Hyperprolactinemia is a major cause of infertility, brought about by inhibition of gonadotropin-releasing hormone (GnRH) secretion from the hypothalamus and impairment of luteinizing hormone (LH) output from the pituitary gland. However, whereas the actions of prolactin (PRL) within the brain have been investigated extensively, its specific effects at the level of pituitary gonadotroph target cells remain unclear. Here, we provide evidence that the actions of PRL within the gonadotroph are more complex than originally envisaged.

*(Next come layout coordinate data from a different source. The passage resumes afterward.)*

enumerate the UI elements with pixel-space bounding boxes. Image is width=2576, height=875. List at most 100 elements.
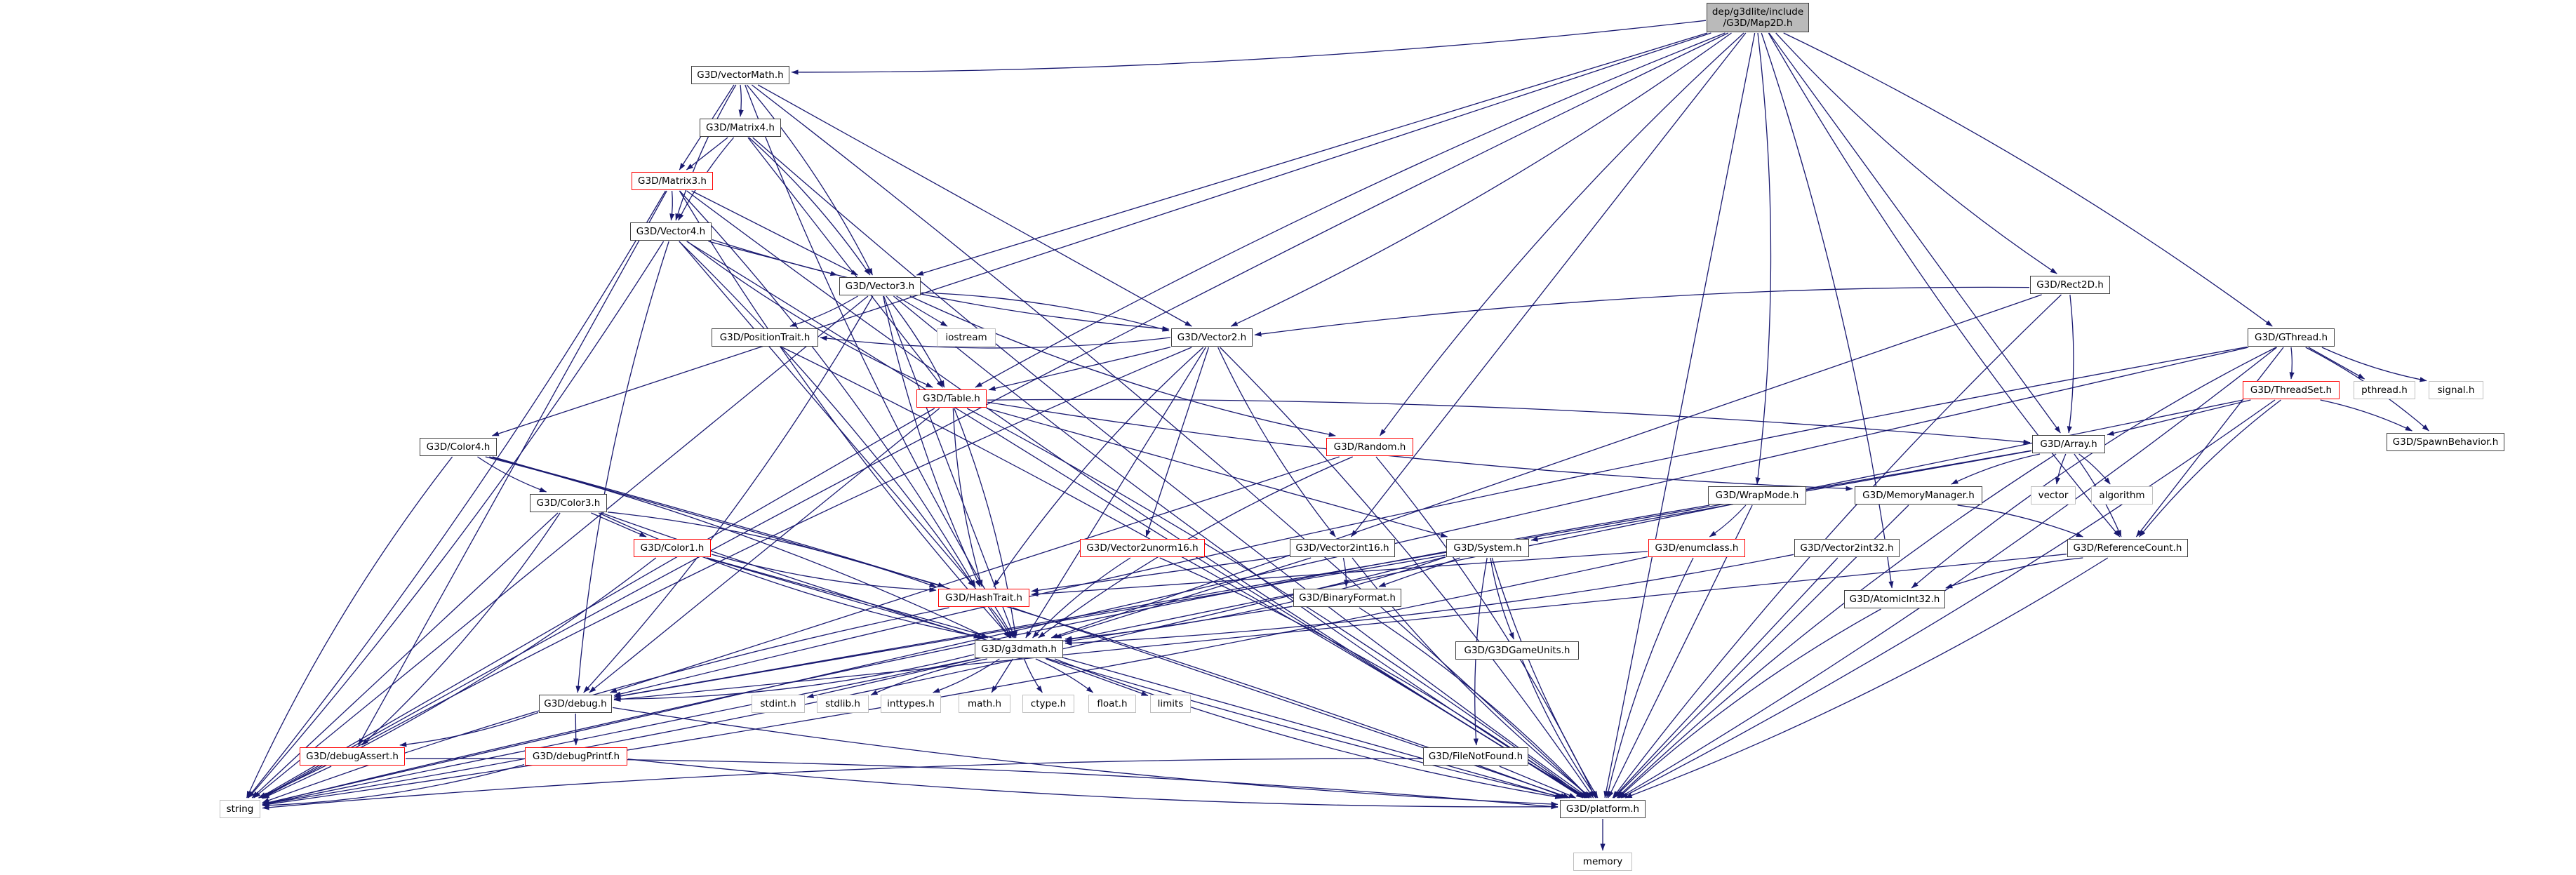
include-edge-vector4-to-g3dmath xyxy=(679,241,1010,639)
graph-node-debugprintf[interactable]: G3D/debugPrintf.h xyxy=(525,747,627,766)
include-edge-enumclass-to-stringstd xyxy=(262,556,1648,807)
include-edge-vector3-to-table xyxy=(886,295,945,388)
include-edge-color4-to-g3dmath xyxy=(485,456,989,639)
graph-node-vector4[interactable]: G3D/Vector4.h xyxy=(630,222,712,241)
include-edge-threadset-to-referencecount xyxy=(2139,399,2281,537)
graph-node-map2d[interactable]: dep/g3dlite/include /G3D/Map2D.h xyxy=(1707,3,1809,32)
graph-node-vector2int32[interactable]: G3D/Vector2int32.h xyxy=(1794,539,1900,557)
graph-node-stdint[interactable]: stdint.h xyxy=(752,695,805,713)
include-edge-matrix3-to-debugassert xyxy=(358,190,667,746)
include-edge-gthread-to-atomicint32 xyxy=(1911,347,2277,589)
graph-node-debugassert[interactable]: G3D/debugAssert.h xyxy=(300,747,405,766)
include-edge-hashtrait-to-stringstd xyxy=(262,607,949,803)
include-edge-vectormath-to-vector4 xyxy=(675,84,737,221)
graph-node-wrapmode[interactable]: G3D/WrapMode.h xyxy=(1708,486,1806,505)
graph-node-algorithm[interactable]: algorithm xyxy=(2091,486,2153,505)
graph-node-iostream[interactable]: iostream xyxy=(937,328,996,347)
graph-node-enumclass[interactable]: G3D/enumclass.h xyxy=(1648,539,1745,557)
include-edge-color1-to-hashtrait xyxy=(711,554,937,593)
include-edge-vector3-to-platform xyxy=(893,295,1588,799)
graph-node-table[interactable]: G3D/Table.h xyxy=(916,389,987,408)
graph-node-memorymanager[interactable]: G3D/MemoryManager.h xyxy=(1855,486,1982,505)
include-edge-array-to-memorymanager xyxy=(1951,453,2041,485)
graph-node-vector3[interactable]: G3D/Vector3.h xyxy=(839,277,921,295)
include-edge-vector2int32-to-g3dmath xyxy=(1065,554,1794,646)
graph-node-ctype[interactable]: ctype.h xyxy=(1022,695,1074,713)
graph-node-signal[interactable]: signal.h xyxy=(2429,381,2483,399)
graph-node-filenotfound[interactable]: G3D/FileNotFound.h xyxy=(1423,747,1528,766)
include-edge-color3-to-debugassert xyxy=(361,512,561,746)
include-edge-vector2-to-g3dmath xyxy=(1025,347,1206,639)
include-edge-vector2-to-hashtrait xyxy=(993,347,1204,587)
graph-node-memory[interactable]: memory xyxy=(1573,853,1632,871)
include-edge-debug-to-debugprintf xyxy=(573,713,579,746)
graph-node-spawnbehavior[interactable]: G3D/SpawnBehavior.h xyxy=(2387,433,2504,451)
include-edge-color1-to-g3dmath xyxy=(705,557,981,639)
include-edge-wrapmode-to-enumclass xyxy=(1709,505,1747,537)
graph-node-color4[interactable]: G3D/Color4.h xyxy=(420,438,497,456)
graph-node-vector2int16[interactable]: G3D/Vector2int16.h xyxy=(1290,539,1395,557)
include-edge-vector3-to-random xyxy=(909,295,1336,437)
include-edge-hashtrait-to-g3dmath xyxy=(990,607,1012,639)
graph-node-color1[interactable]: G3D/Color1.h xyxy=(634,539,711,557)
graph-node-positiontrait[interactable]: G3D/PositionTrait.h xyxy=(712,328,818,347)
include-edge-map2d-to-wrapmode xyxy=(1755,32,1772,485)
include-edge-vector4-to-stringstd xyxy=(248,241,665,799)
graph-node-pthread[interactable]: pthread.h xyxy=(2354,381,2415,399)
graph-node-referencecount[interactable]: G3D/ReferenceCount.h xyxy=(2067,539,2188,557)
include-edge-rect2d-to-vector2 xyxy=(1254,286,2030,337)
include-edge-map2d-to-vector3 xyxy=(916,32,1708,276)
include-edge-filenotfound-to-stringstd xyxy=(262,758,1423,810)
include-edge-debugassert-to-stringstd xyxy=(262,766,332,799)
include-edge-threadset-to-array xyxy=(2107,399,2251,436)
graph-node-hashtrait[interactable]: G3D/HashTrait.h xyxy=(938,589,1029,607)
include-edge-matrix4-to-vector3 xyxy=(748,137,871,276)
include-edge-g3dmath-to-limits xyxy=(1046,658,1149,697)
graph-node-binaryformat[interactable]: G3D/BinaryFormat.h xyxy=(1293,589,1401,607)
include-edge-g3dmath-to-floath xyxy=(1035,658,1094,693)
include-edge-table-to-array xyxy=(987,399,2031,445)
include-edge-random-to-g3dmath xyxy=(1038,456,1353,639)
include-edge-vector4-to-table xyxy=(687,241,933,388)
include-edge-map2d-to-vector2 xyxy=(1230,32,1732,327)
graph-node-atomicint32[interactable]: G3D/AtomicInt32.h xyxy=(1844,590,1945,608)
graph-node-stdlib[interactable]: stdlib.h xyxy=(817,695,869,713)
include-edge-vector2-to-table xyxy=(988,347,1171,391)
graph-node-vector2[interactable]: G3D/Vector2.h xyxy=(1171,328,1253,347)
include-edge-matrix3-to-vector3 xyxy=(691,190,858,276)
graph-node-inttypes[interactable]: inttypes.h xyxy=(881,695,941,713)
graph-node-g3dmath[interactable]: G3D/g3dmath.h xyxy=(975,640,1063,658)
graph-node-g3dgameunits[interactable]: G3D/G3DGameUnits.h xyxy=(1455,641,1579,660)
include-edge-map2d-to-array xyxy=(1768,32,2061,434)
graph-node-vectorstd[interactable]: vector xyxy=(2031,486,2076,505)
include-edge-random-to-debug xyxy=(610,456,1340,693)
graph-node-vector2unorm16[interactable]: G3D/Vector2unorm16.h xyxy=(1080,539,1205,557)
include-edge-map2d-to-rect2d xyxy=(1775,32,2057,274)
include-edge-threadset-to-spawnbehavior xyxy=(2320,399,2413,432)
graph-node-gthread[interactable]: G3D/GThread.h xyxy=(2248,328,2335,347)
include-edge-vector2-to-platform xyxy=(1220,347,1594,799)
include-edge-vector2unorm16-to-g3dmath xyxy=(1032,557,1131,639)
graph-node-color3[interactable]: G3D/Color3.h xyxy=(530,494,607,512)
graph-node-limits[interactable]: limits xyxy=(1150,695,1191,713)
include-edge-map2d-to-vector2int16 xyxy=(1350,32,1747,537)
graph-node-math[interactable]: math.h xyxy=(959,695,1010,713)
graph-node-vectormath[interactable]: G3D/vectorMath.h xyxy=(691,66,789,84)
graph-node-debug[interactable]: G3D/debug.h xyxy=(539,695,612,713)
include-edge-system-to-platform xyxy=(1491,557,1599,799)
include-edge-matrix4-to-table xyxy=(747,137,944,388)
graph-node-floath[interactable]: float.h xyxy=(1088,695,1136,713)
graph-node-threadset[interactable]: G3D/ThreadSet.h xyxy=(2243,381,2340,399)
graph-node-array[interactable]: G3D/Array.h xyxy=(2032,435,2105,453)
include-edge-table-to-memorymanager xyxy=(987,401,1853,491)
graph-node-rect2d[interactable]: G3D/Rect2D.h xyxy=(2030,276,2110,294)
graph-node-platform[interactable]: G3D/platform.h xyxy=(1560,800,1646,818)
graph-node-matrix4[interactable]: G3D/Matrix4.h xyxy=(700,119,781,137)
include-edge-debugprintf-to-platform xyxy=(627,759,1559,810)
include-edge-vector2int16-to-g3dmath xyxy=(1054,557,1312,639)
graph-node-system[interactable]: G3D/System.h xyxy=(1446,539,1529,557)
graph-node-random[interactable]: G3D/Random.h xyxy=(1326,438,1413,456)
include-edge-rect2d-to-g3dmath xyxy=(1050,294,2042,639)
graph-node-stringstd[interactable]: string xyxy=(220,800,260,818)
graph-node-matrix3[interactable]: G3D/Matrix3.h xyxy=(632,172,713,190)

Using a gonadotroph cell monoculture, the first series of experiments showed that PRL is, paradoxically, a potent stimulator of LH release, with a three- to fourfold increase in LH values at hyperprolactinemic concentrations of PRL. Conversely, PRL dose-dependently modulated the LH secretory response to GnRH in a biphasic manner, with classical suppression of LH output only detected under a narrow dose range. In contrast, at all doses tested, PRL blocked the LHB mRNA response to the secretagogue. Subsequent studies revealed that the stimulatory effects of PRL on LH release are not mediated by the conventional cytokine receptor pathways but, rather, by a novel JAK2-PIK3-PKC-dependent signaling cascade. Moreover, the experiments showed that these actions of PRL within gonadotroph cells are controlled by dopamine, the main hypothalamic inhibitory regulator of PRL release in vivo. Our findings have unraveled specific actions of PRL within the gonadotroph and the cell-signaling interactions that ultimately underlie hyperprolactinemia-induced infertility.